Parameters met meerdere waarden
Met een parameter met meerdere waarden kan de gebruiker een of meer willekeurige tekstwaarden instellen. Parameters met meerdere waarden worden vaak gebruikt voor filteren, vaak wanneer een vervolgkeuzelijst te veel waarden bevat om nuttig te zijn.
Een statische parameter met meerdere waarden maken
Begin met een lege werkmap in de bewerkingsmodus.
Selecteer Parameters toevoegen parameter toevoegen>.
Voer in het nieuwe parametervenster dat wordt geopend het volgende in:
- Parameternaam:
Filter
- Parametertype:
Multi-value
- Vereist:
unchecked
- Gegevens ophalen uit:
None
- Parameternaam:
Selecteer Opslaan om de parameter te maken.
De filterparameter is een parameter met meerdere waarden, in eerste instantie zonder waarden.
Vervolgens kunt u meerdere waarden toevoegen.
Een parameter met meerdere waarden gedraagt zich op dezelfde manier als een vervolgkeuzelijst met meerdere selecties en wordt vaak gebruikt in een 'in'-achtig scenario.
let computerFilter = dynamic([{Computer}]);
Heartbeat
| where array_length(computerFilter) == 0 or Computer in (computerFilter)

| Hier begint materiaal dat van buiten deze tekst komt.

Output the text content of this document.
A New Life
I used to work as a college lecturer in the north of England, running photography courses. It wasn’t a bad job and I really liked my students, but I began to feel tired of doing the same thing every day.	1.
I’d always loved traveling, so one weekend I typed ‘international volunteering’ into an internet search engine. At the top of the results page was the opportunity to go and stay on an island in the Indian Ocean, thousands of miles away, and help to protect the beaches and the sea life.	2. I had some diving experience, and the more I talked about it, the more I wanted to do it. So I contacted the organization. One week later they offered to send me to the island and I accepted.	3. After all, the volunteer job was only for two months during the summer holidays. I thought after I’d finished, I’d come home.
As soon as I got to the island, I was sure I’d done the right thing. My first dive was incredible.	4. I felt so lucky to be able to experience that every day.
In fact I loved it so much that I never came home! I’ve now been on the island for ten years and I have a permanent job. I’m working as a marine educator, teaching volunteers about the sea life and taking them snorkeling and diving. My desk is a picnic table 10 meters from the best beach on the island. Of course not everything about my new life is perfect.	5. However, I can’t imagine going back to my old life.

| summarize Heartbeats = count() by Computer
| order by Heartbeats desc
Parameterveldstijl
Een parameter met meerdere waarden ondersteunt de volgende veldstijlen:
Standaard: Hiermee kunt u willekeurige tekstitems toevoegen of verwijderen.
Wachtwoord: Hiermee kunt u willekeurige wachtwoordvelden toevoegen of verwijderen. De wachtwoordwaarden worden alleen verborgen in de gebruikersinterface wanneer u typt. De waarden zijn nog steeds volledig toegankelijk als parameterwaarde wanneer hierna wordt verwezen. Ze worden niet-versleuteld opgeslagen wanneer de werkmap wordt opgeslagen.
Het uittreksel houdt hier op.